The cost of enforcing contracts is high. Lawyer fees represent the majority of these costs, at 18.8 pp and high legal services costs affect the cost structure of all businesses, including SMEs. In addition, unlike for other professional services, legal services costs have failed to adjust downwards since the onset of the crisis, in part due to insufficient competition. The authorities have committed themselves to introducing reforms to the legal services sector as part of the macroeconomic adjustment programme. They published a Legal Services Regulation Bill in 2011 that remains to be enacted. Judicial and court administrative resources to implement active pre-trial case management are very limited, which may be contributing to delays in the delivery of justice and raise costs. In addition, there are significant gaps in Ireland’s ability to collect data on the quality and efficiency of the justice system.

The 18.8% figure (the only statistic cited) comes from the World Bank’s Doing Business survey and is based solely on a single form of legal service- commercial High Court Litigation in pursuit of a breach of contract claim. Strangely, though it seeks to represent the cost of enforcing a contract, the survey methodology doesn’t take account of the fact that our legal system has, as a general principle, that the loser in litigation should pay the costs of the winner.

How are attorney fees calculated?

Average attorney fees are the fees that a plaintiff must advance to a local attorney to be represented in the standardized case. Even though it is assumed that judgment will be 100% in favor of the plaintiff and the plaintiff is likely to be entitled to an award of legal cost along with the judgment, the methodology takes into account all the attorney fees that the plaintiff needs to advance to his attorney, which includes: (i) the fees to handle the case up to judgment, including pre-trial attachment of the defendant’s movable assets, (ii) the fees for enforcement if a lawyer is commonly retained for this purpose, and (iii) if applicable, the value added tax or other taxes.

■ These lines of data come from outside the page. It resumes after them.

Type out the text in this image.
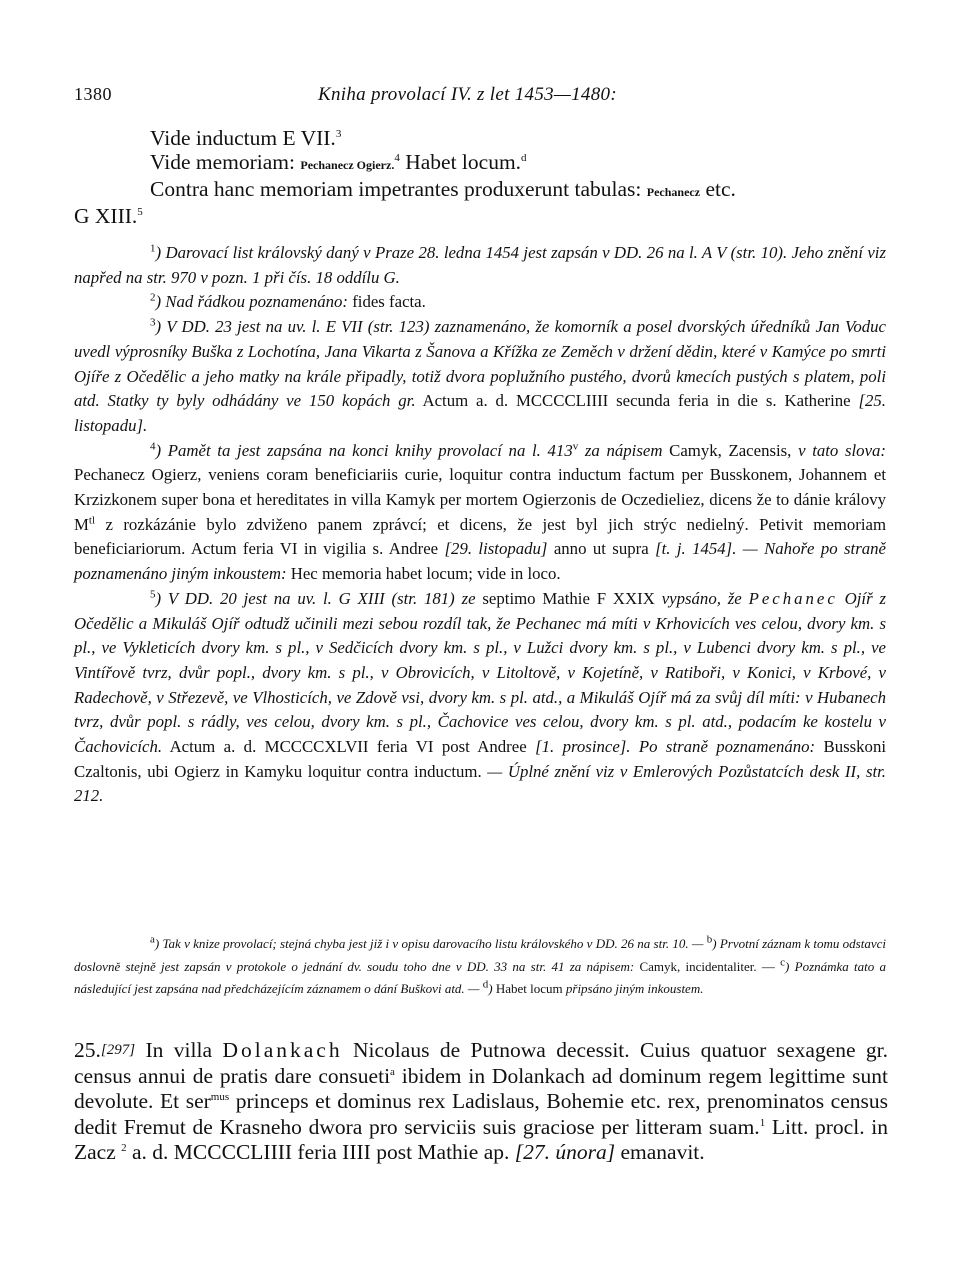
1380	Kniha provolací IV. z let 1453—1480:
Vide inductum E VII.$^3$
Vide memoriam: Pechanecz Ogierz.$^4$ Habet locum.$^d$
Contra hanc memoriam impetrantes produxerunt tabulas: Pechanecz etc.
G XIII.$^5$

$^1$) Darovací list královský daný v Praze 28. ledna 1454 jest zapsán v DD. 26 na l. A V (str. 10). Jeho znění viz napřed na str. 970 v pozn. 1 při čís. 18 oddílu G.

$^2$) Nad řádkou poznamenáno: fides facta.

$^3$) V DD. 23 jest na uv. l. E VII (str. 123) zaznamenáno, že komorník a posel dvorských úředníků Jan Voduc uvedl výprosníky Buška z Lochotína, Jana Vikarta z Šanova a Křížka ze Zeměch v držení dědin, které v Kamýce po smrti Ojíře z Očedělic a jeho matky na krále připadly, totiž dvora poplužního pustého, dvorů kmecích pustých s platem, poli atd. Statky ty byly odhádány ve 150 kopách gr. Actum a. d. MCCCCLIIII secunda feria in die s. Katherine [25. listopadu].

$^4$) Pamět ta jest zapsána na konci knihy provolací na l. 413$^v$ za nápisem Camyk, Zacensis, v tato slova: Pechanecz Ogierz, veniens coram beneficiariis curie, loquitur contra inductum factum per Busskonem, Johannem et Krzizkonem super bona et hereditates in villa Kamyk per mortem Ogierzonis de Oczedieliez, dicens že to dánie královy $M^{tl}$ z rozkázánie bylo zdviženo panem zprávcí; et dicens, že jest byl jich strýc nedielný. Petivit memoriam beneficiariorum. Actum feria VI in vigilia s. Andree [29. listopadu] anno ut supra [t. j. 1454]. — Nahoře po straně poznamenáno jiným inkoustem: Hec memoria habet locum; vide in loco.

$^5$) V DD. 20 jest na uv. l. G XIII (str. 181) ze septimo Mathie F XXIX vypsáno, že Pechanec Ojíř z Očedělic a Mikuláš Ojíř odtudž učinili mezi sebou rozdíl tak, že Pechanec má míti v Krhovicích ves celou, dvory km. s pl., ve Vykleticích dvory km. s pl., v Sedčicích dvory km. s pl., v Lužci dvory km. s pl., v Lubenci dvory km. s pl., ve Vintířově tvrz, dvůr popl., dvory km. s pl., v Obrovicích, v Litoltově, v Kojetíně, v Ratiboři, v Konici, v Krbové, v Radechově, v Střezevě, ve Vlhosticích, ve Zdově vsi, dvory km. s pl. atd., a Mikuláš Ojíř má za svůj díl míti: v Hubanech tvrz, dvůr popl. s rádly, ves celou, dvory km. s pl., Čachovice ves celou, dvory km. s pl. atd., podacím ke kostelu v Čachovicích. Actum a. d. MCCCCXLVII feria VI post Andree [1. prosince]. Po straně poznamenáno: Busskoni Czaltonis, ubi Ogierz in Kamyku loquitur contra inductum. — Úplné znění viz v Emlerových Pozůstatcích desk II, str. 212.

$^a$) Tak v knize provolací; stejná chyba jest již i v opisu darovacího listu královského v DD. 26 na str. 10. — $^b$) Prvotní záznam k tomu odstavci doslovně stejně jest zapsán v protokole o jednání dv. soudu toho dne v DD. 33 na str. 41 za nápisem: Camyk, incidentaliter. — $^c$) Poznámka tato a následující jest zapsána nad předcházejícím záznamem o dání Buškovi atd. — $^d$) Habet locum připsáno jiným inkoustem.

25.[297] In villa Dolankach Nicolaus de Putnowa decessit. Cuius quatuor sexagene gr. census annui de pratis dare consueti$^a$ ibidem in Dolankach ad dominum regem legittime sunt devolute. Et ser$^{mus}$ princeps et dominus rex Ladislaus, Bohemie etc. rex, prenominatos census dedit Fremut de Krasneho dwora pro serviciis suis graciose per litteram suam.$^1$ Litt. procl. in Zacz $^2$ a. d. MCCCCLIIII feria IIII post Mathie ap. [27. února] emanavit.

The World Bank says it hopes to address this, rather significant, lacunae in future surveys.

One other curious thing about this figure for costs. I was surprised by the EU Commission’s assertion that “unlike for other professional services, legal services costs have failed to adjust downwards since the onset of the crisis”. Here’s the historical data. Apparently, despite recording changes in both the number of days estimated for completion of the litigation and the number of procedural steps required, the costs have been exactly 26.9% of the value of the claim every single year since 2004.

This is surprising. The Irish Competition Authority found that

“The level of solicitors’ fees in the High Court increased by 4.2% above general inflation annually over the period 1984 to 2003 while the level of senior counsel fees in the High Court increased by 3.3% above general inflation annually over the same period.”

And yet, the World Bank’s figures (and the EU Commission has based its recommendations on those figures) tell us that come 2004, everything suddenly stopped.

I’ve said before I’m barely numerate.

Fortunately, having discussed this on Twitter, Fred Logue had the solution and submitted a EU FOI-style access to information request for the documents the EU Commission used to ground its assertions about the Irish Legal Services market.

We should have an answer by the 23rd June 2014.